I doubt we’re seeing a lot of changes at the FTC when it comes to consumer protection. At least not at the beginning anyway. The FTC has certainly taken a more aggressive enforcement stance in recent years and I expect that stance to continue. You may recall that two of the commissioners issued concurring statements in the Bronx Honda rulebook, calling on the FTC to use its regulatory authority to tackle auto dealership abuse. They concluded that an enforcement strategy, by itself, is insufficient. We can very well see some regulatory authority to combat these perceived abuses by dealers.
What about the FTC’s Consumer Protection Office and its current director?

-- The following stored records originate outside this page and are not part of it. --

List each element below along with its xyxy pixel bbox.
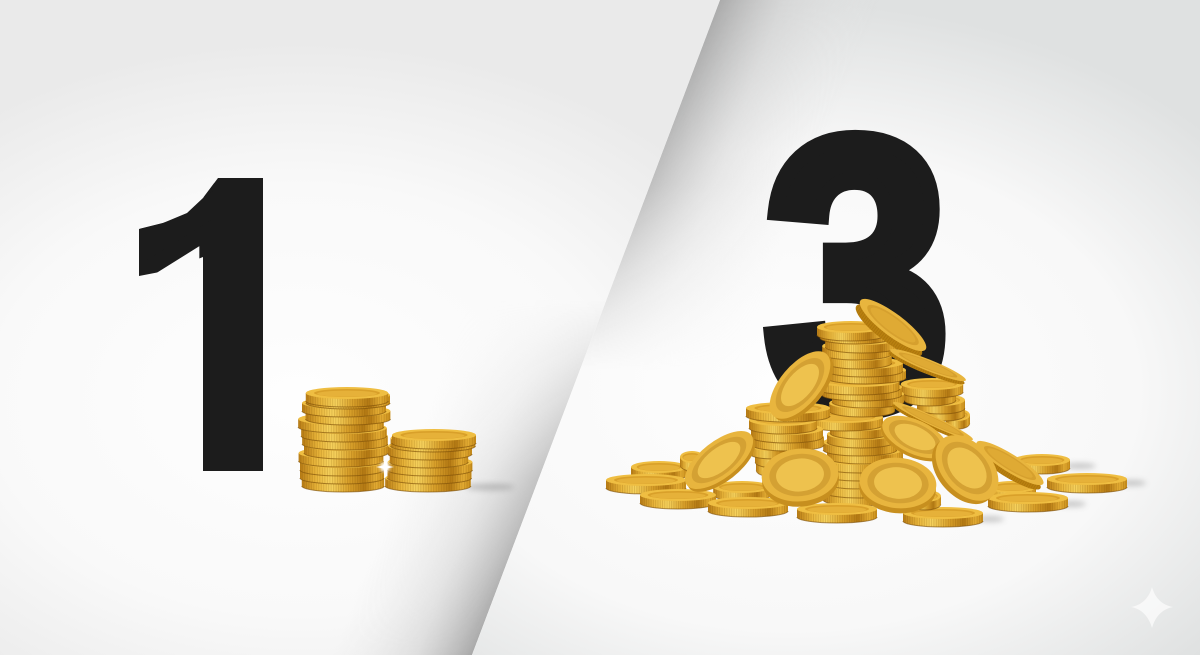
coin shadows	[466, 463, 1146, 522]
coin: tilted right	[969, 435, 1048, 496]
panel: right background	[472, 0, 1200, 655]
numeral: 3: 3	[764, 60, 950, 489]
coin: thin tilted middle	[890, 398, 975, 447]
panel: left background	[52, 229, 588, 655]
coin: tilted left	[676, 420, 765, 503]
coin: tilted middle	[875, 407, 954, 470]
numeral: 1: 1	[110, 94, 342, 559]
coin: front far right	[919, 423, 1011, 516]
coin: tilted on left stack	[758, 341, 845, 432]
coin: front right	[857, 455, 938, 516]
coin: tilted thin	[887, 345, 968, 389]
coin: front centre	[759, 445, 841, 510]
coins: small left stacks	[298, 387, 476, 492]
icon: sparkle on coins	[376, 458, 394, 476]
coins: large pile	[606, 292, 1127, 527]
icon: four-point star watermark	[1131, 587, 1173, 628]
coin: tilted top right	[850, 292, 932, 364]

You may remember that this is the office responsible for protecting consumers from unfair, deceptive or fraudulent practices. The current manager has been very efficient, but under a Biden / Harris administration he and other FTC staff may decide to move on to greener pastures. If that happens, you can bet with your bottom dollar that you will see more liberal management and staff in this office. I expect we will see a lawsuit, and possibly increased focus, by the FTC on dealer protection policies, privacy policies, and theft prevention policies. ‘identity.
Finally, there is the Department of Justice. As I noted above, I would expect the Department of Justice, along with a more liberal U.S. Attorney General, to put more emphasis on fair lending, racial equity, and justice. We could see more investigations from the DOJ, leading to more enforcement action and settlements with dealers and their principals for suspected criminal activity.
If you’ve spent the past four years being lax in your compliance efforts, it’s not too late to take action. What can you do? If you don’t have one, set up a compliance management system. If you have a CMS, make sure it’s updated, taking into account the Bureau’s findings on the CMS for other companies they’ve applied or reviewed against, and make sure it follows your policies and practices. real. Review and update, if necessary, your Identity Theft Protection and Prevention Policy (red flags policy). Finally, if you are a reseller and have not adopted NADA’s Fair Credit Compliance Program and Voluntary Protection Product Policy, you should consider doing so. A call to your friendly compliance advisor would be a good start!